- Screenplay by: Mariyam Moosa
- Story by: Mariyam Moosa
- Directed by: Mohamed Faisal
- Country of origin: Maldives
- Original language: Divehi
- No. of seasons: 1
- No. of episodes: 8

Production
- Producer: Coco Studio
- Cinematography: Hassan Haleem
- Editor: Mohamed Faisal

Original release
- Release: August 26 – October 14, 2021

= Loabi Vias =

Maldivian web series

Loabi Vias is a Maldivian romantic drama web series directed by Mohamed Faisal. Produced by Coco Studio, it stars Nuzuhath Shuaib, Nashidha Mohamed, Mariyam Majudha, Mohamed Faisal and Ahmed Easa in main roles. The pilot episode of the series was released on 26 August 2021.

==Cast and characters==
===Main===
- Nuzuhath Shuaib as Zeyba
- Nashidha Mohamed as Athika
- Mariyam Majudha as Saha
- Mohamed Faisal as Wijadh
- Ahmed Easa as Mohamed Maakil
- Ahmed Asim as Fayaz

===Recurring===
- Fathimath Faina
- Aufa Ibrahim
- Ahmed Shaan
- Mohamed Rifshan as Ramiz
- Aiminath Shamra as Mizna
- Aishath Shifana as Nasiha; Athika's friend
- Abdulla Maaiz Ahmed
- Mohamed Rashaadh

==Episodes==

| No. in season | Title | Directed by | Original release date |
| 1 | "Episode 1" | Mohamed Faisal | August 26, 2021 |
Wijadh (Mohamed Faisal), a responsible father of a five years old daughter is married to an insolent wife, Athika (Nashidha Mohamed).
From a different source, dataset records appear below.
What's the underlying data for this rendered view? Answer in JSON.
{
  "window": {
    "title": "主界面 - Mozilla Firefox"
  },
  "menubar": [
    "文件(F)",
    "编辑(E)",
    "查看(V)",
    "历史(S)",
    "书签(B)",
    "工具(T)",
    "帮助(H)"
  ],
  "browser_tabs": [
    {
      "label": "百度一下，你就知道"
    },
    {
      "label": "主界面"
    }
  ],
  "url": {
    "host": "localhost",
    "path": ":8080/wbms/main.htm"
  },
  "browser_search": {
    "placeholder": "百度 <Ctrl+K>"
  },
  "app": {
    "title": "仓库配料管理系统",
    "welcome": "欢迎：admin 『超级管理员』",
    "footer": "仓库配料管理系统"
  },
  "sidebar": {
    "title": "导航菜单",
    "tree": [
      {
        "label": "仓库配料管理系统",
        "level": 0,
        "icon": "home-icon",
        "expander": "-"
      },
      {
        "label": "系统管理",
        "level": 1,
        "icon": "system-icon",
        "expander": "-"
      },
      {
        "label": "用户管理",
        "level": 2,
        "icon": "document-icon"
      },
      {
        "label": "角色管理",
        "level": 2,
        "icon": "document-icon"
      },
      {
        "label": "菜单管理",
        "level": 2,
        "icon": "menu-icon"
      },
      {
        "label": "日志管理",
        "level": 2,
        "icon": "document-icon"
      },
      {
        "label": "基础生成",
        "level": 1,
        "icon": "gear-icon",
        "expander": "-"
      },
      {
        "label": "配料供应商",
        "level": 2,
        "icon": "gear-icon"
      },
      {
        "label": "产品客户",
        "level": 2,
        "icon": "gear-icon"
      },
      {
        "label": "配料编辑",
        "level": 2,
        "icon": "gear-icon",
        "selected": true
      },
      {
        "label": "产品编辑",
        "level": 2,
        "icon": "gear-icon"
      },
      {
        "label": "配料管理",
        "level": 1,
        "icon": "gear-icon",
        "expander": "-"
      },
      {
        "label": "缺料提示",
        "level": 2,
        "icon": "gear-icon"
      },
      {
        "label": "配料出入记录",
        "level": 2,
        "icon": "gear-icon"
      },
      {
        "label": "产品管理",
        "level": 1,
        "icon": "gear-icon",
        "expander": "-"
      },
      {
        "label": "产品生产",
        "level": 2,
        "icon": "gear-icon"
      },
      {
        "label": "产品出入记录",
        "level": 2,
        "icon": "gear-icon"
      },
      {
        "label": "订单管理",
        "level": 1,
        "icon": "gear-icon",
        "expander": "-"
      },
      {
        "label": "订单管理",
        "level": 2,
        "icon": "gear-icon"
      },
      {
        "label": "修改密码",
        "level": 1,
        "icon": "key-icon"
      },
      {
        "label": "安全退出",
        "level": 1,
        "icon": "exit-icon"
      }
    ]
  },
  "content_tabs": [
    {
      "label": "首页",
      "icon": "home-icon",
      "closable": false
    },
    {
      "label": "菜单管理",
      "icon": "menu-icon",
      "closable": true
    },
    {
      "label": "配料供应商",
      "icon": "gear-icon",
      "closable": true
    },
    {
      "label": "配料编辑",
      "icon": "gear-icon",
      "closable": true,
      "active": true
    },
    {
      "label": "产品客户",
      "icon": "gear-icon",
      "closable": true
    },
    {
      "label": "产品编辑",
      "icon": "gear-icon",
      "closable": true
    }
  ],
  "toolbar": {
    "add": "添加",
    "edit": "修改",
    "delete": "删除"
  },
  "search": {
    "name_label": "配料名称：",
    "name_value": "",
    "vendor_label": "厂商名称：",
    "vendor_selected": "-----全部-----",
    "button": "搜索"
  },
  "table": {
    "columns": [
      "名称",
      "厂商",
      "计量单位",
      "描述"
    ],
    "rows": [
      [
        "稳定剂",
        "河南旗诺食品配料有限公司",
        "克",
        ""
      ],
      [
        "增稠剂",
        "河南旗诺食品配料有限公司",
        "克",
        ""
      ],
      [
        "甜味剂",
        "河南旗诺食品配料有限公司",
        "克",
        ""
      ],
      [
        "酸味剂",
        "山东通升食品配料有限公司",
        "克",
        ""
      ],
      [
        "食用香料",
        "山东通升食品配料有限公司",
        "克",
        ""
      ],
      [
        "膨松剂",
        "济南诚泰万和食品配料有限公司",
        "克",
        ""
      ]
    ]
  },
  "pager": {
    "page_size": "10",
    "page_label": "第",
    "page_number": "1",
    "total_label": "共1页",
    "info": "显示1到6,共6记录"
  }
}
His subordinate, Saha (Mariyam Majudha) is married to a jobless man, Maakil (Ahmed Easa). Wijadh puts an advertisement to hire a private tutor, which catches the attention of a primary teacher, Zeyba (Nuzuhath Shuaib) who is dealing with a heartbreak.
| 2 | "Episode 2" | Mohamed Faisal | September 2, 2021 |
Athika avoids her husband on bed and becomes distressed for her ignorance. Saha is worried about Makil and begs him to be more responsible in their marriage.
| 3 | "Episode 3" | Mohamed Faisal | September 9, 2021 |
When Athika ignores his desires, Wijadh goes for an outside walk where he runs into Zeyba trying to flee from her vengeful ex-husband, Ramiz (Mohamed Rifshan). Coerced by his friends, Maakil treats his wife badly.
| 4 | "Episode 4" | Mohamed Faisal | September 16, 2021 |
Wijadh is slowly attracted to Zeyba while Saha is concerned about her husband. Wijadh shares his sudden outburst of feelings and towards Zeyba, to his friend, Fayaz (Ahmed Asim), who advises him to communicate with Athika and not to control his desires.
| 5 | "Episode 5" | Mohamed Faisal | September 23, 2021 |
Zeyba's brother gets hit by a motorcycle raced by Maakil and was shortly declared dead. Zeyba has a hard time coping with the recent loss in her family while Maakin hides the details of the accident from his wife. Meanwhile, Saha starts an extramarital affair with Fayaz. Ramiz starts threatening Zeyba via messages.
| 6 | "Episode 6" | Mohamed Faisal | September 30, 2021 |
Athika is worried her husband is cheating on her. Wijadh is attracted to the kind nature of Zeyba and is convinced that she can fill the void in his heart. Therefore, he proposes to Zeyba much to her discomfort. Maakil confronts Saha and the latter asks for a divorce.
| 7 | "Episode 7" | Mohamed Faisal | October 7, 2021 |
Wijad agrees to initially convince Athika to seek the help of a doctor or psychiatrist to understand their barrier and Zeyba promises that she will Wijad only if Athika refuse the help. Maakil is taken to police for questioning about the accident.
| 8 | "Episode 8" | Mohamed Faisal | October 14, 2021 |
Maakil and Saha reconcile and she agrees to give him one last chance to reform. Zeyba has a second opinion for her marriage proposal while Athika decides to leave Wijadh for his decision to marry Zeyba.

==Soundtrack==

Track listing
| No. | Title | Lyrics | Music | Singer(s) | Length |
|---|---|---|---|---|---|
| 1. | "Loabiviyas" | Hassan Haleem | Munaz | Samah, Andhala Haleem |  |

==Release and reception==
The series was made available for streaming through Baiskoafu on 26 August 2021. Upon release, the series mainly got positive reviews from critics. The series was ranked second position at Baiskoafu Original Chart revealed on 3 December 2021.